Br. Consolmagno has served on the governing boards of the Meteoritical Society; the International Astronomical Union's (IAU) Division III, Planetary Systems Science (secretary, 2000 - present) and Commission 16, Moons and Planets (president, 2003-2006); and the American Astronomical Society Division for Planetary Sciences (chair, 2006-2007). Since 2008 he has been a member of the IAU Working Group on Planetary System Nomenclature and the Mars Nomenclature Task Group; in 2015 he became chair of the Mars TG.

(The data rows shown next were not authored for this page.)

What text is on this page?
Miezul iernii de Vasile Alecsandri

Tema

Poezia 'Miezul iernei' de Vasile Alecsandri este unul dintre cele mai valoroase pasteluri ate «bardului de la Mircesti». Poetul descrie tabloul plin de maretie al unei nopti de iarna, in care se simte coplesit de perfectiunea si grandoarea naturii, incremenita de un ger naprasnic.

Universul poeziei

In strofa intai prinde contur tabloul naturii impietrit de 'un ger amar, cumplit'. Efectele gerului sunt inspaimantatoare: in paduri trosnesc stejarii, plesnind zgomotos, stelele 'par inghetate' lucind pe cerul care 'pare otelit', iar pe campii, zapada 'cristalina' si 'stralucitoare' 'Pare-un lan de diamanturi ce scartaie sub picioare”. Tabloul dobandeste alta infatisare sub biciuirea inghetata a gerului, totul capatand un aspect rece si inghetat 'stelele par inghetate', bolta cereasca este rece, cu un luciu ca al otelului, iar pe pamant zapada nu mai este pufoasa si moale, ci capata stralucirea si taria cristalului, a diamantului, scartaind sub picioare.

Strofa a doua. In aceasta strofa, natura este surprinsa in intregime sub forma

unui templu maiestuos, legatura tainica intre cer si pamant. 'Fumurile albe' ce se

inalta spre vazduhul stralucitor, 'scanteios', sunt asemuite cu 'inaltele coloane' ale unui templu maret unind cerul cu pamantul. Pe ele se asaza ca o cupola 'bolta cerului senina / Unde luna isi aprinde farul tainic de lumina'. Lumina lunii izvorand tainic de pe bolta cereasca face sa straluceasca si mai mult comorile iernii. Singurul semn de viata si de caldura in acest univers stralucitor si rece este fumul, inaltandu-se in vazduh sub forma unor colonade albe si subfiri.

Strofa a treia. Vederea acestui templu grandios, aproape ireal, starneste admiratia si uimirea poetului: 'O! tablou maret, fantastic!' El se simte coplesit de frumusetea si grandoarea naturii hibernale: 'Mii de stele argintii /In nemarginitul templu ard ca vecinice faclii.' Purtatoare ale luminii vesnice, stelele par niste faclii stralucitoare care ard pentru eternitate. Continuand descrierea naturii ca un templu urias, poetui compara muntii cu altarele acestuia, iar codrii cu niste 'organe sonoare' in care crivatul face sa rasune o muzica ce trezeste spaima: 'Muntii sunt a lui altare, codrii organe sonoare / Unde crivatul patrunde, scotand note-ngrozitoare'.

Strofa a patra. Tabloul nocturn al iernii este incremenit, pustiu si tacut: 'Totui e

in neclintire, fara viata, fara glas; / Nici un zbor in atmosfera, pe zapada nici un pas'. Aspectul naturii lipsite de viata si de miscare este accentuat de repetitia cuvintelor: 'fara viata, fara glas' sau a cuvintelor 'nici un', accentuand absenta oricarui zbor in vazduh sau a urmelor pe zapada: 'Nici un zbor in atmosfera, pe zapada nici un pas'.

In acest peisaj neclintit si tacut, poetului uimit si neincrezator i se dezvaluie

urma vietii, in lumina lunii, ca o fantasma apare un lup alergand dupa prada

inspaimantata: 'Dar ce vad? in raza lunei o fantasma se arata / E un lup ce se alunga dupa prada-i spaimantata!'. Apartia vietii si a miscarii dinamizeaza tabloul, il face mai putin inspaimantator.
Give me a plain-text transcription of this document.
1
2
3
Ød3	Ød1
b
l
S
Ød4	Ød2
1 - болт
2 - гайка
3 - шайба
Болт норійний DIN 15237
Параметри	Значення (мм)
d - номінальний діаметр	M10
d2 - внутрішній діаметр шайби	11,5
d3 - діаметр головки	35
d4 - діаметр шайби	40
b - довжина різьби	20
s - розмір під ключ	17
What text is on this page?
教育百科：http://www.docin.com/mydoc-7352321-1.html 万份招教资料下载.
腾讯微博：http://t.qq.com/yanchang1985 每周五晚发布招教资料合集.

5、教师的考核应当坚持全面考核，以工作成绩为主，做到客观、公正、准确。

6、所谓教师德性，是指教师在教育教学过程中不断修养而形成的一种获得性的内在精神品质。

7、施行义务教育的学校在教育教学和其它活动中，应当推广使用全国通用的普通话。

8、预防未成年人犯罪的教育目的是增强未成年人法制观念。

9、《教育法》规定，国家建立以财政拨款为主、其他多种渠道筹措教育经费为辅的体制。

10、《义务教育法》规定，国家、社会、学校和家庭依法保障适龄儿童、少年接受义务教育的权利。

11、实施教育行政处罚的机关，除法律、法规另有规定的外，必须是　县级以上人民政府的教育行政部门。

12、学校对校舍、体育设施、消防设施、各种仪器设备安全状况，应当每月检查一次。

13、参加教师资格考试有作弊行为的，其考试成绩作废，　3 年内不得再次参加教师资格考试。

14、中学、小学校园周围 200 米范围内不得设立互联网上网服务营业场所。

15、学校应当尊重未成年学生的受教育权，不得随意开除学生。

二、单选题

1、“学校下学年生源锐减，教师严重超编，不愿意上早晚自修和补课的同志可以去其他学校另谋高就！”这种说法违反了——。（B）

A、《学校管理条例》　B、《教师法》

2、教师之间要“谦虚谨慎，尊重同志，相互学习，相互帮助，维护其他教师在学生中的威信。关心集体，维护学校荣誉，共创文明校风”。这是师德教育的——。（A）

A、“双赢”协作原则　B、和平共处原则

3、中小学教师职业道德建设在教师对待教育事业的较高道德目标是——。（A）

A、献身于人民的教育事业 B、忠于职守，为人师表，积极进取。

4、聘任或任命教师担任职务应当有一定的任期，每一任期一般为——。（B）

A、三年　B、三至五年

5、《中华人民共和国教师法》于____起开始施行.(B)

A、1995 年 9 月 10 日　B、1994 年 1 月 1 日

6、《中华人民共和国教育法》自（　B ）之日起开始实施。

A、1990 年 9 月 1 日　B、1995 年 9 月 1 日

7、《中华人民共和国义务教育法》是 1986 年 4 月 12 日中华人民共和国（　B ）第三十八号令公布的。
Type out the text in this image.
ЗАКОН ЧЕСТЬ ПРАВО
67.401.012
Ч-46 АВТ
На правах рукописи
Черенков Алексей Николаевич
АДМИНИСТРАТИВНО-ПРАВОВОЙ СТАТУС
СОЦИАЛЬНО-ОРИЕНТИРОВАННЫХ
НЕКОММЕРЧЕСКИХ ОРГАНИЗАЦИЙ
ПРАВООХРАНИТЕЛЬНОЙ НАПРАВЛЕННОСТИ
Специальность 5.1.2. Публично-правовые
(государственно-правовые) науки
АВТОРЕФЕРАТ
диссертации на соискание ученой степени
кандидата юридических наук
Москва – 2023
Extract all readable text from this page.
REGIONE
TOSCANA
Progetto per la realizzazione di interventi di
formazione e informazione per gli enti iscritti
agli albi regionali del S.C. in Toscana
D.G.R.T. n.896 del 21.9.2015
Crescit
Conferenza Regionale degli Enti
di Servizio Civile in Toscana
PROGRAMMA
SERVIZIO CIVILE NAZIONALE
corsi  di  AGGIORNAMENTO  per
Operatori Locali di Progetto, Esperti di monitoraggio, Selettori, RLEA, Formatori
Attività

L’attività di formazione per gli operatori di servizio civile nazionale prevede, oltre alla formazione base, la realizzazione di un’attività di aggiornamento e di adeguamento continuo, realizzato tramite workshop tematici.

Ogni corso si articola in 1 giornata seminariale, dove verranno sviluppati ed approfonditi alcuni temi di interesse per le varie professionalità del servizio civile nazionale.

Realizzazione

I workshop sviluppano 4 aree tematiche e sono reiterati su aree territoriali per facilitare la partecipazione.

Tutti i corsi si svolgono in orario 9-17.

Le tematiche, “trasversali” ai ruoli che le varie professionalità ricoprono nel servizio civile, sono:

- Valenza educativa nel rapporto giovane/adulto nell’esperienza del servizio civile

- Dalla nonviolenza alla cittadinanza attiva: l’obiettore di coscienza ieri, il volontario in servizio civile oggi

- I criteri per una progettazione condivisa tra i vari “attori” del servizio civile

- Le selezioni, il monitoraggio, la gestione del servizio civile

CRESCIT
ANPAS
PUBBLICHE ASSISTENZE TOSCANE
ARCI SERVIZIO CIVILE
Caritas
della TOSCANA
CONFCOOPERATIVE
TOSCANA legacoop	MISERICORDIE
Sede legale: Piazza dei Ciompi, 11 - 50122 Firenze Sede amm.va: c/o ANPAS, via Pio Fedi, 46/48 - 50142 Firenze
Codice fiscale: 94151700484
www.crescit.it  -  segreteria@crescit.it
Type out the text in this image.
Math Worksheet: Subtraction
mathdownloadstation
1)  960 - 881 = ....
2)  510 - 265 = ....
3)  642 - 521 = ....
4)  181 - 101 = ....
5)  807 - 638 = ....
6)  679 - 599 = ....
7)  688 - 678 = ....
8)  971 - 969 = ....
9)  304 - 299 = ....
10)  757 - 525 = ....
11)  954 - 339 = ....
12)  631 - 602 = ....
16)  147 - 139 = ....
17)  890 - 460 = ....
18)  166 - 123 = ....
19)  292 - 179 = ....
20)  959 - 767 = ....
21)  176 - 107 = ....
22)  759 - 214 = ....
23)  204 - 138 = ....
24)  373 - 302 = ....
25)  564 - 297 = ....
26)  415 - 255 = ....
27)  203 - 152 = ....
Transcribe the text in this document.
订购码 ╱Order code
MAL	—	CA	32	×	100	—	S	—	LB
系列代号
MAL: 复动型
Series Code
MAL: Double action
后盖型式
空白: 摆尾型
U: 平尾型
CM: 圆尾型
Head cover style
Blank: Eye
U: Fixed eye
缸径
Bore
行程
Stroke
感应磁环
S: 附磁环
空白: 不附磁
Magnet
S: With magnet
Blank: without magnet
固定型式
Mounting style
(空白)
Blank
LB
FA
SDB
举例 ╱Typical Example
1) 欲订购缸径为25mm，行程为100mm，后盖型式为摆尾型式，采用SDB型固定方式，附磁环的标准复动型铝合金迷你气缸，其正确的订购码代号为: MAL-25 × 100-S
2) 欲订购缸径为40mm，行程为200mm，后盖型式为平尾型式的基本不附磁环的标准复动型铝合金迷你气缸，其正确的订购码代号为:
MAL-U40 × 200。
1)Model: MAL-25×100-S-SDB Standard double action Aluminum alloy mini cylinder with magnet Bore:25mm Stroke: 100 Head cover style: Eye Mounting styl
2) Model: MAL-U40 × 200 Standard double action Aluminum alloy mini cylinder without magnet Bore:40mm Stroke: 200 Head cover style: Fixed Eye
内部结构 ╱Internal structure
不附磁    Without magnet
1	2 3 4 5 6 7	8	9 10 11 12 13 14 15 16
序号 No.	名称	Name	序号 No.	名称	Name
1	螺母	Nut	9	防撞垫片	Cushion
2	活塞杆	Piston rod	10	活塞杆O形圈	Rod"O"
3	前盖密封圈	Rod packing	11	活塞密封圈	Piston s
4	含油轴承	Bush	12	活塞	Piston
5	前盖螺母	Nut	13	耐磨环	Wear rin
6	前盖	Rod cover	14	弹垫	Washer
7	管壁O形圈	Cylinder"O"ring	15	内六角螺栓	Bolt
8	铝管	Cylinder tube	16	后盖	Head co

He has coauthored two astronomy books: Turn Left at Orion (with Dan M. Davis; Cambridge University Press, 1989) and Worlds Apart (with Martha W. Schaefer; Prentice Hall, 1993). He is the author or co-author of four books exploring faith and science issues, including The Way to the Dwelling of Light (U of Notre Dame Press, 1998); Brother Astronomer (McGraw Hill, 2000); God's Mechanics (Jossey-Bass, 2007), and Would You Baptize an Extraterrestrial? (With Paul Mueller, Image, 2014). He also edited The Heavens Proclaim (Vatican Observatory Publications, 2009). Since 2004 he has written a monthly column on astronomy for the British Catholic periodical, The Tablet.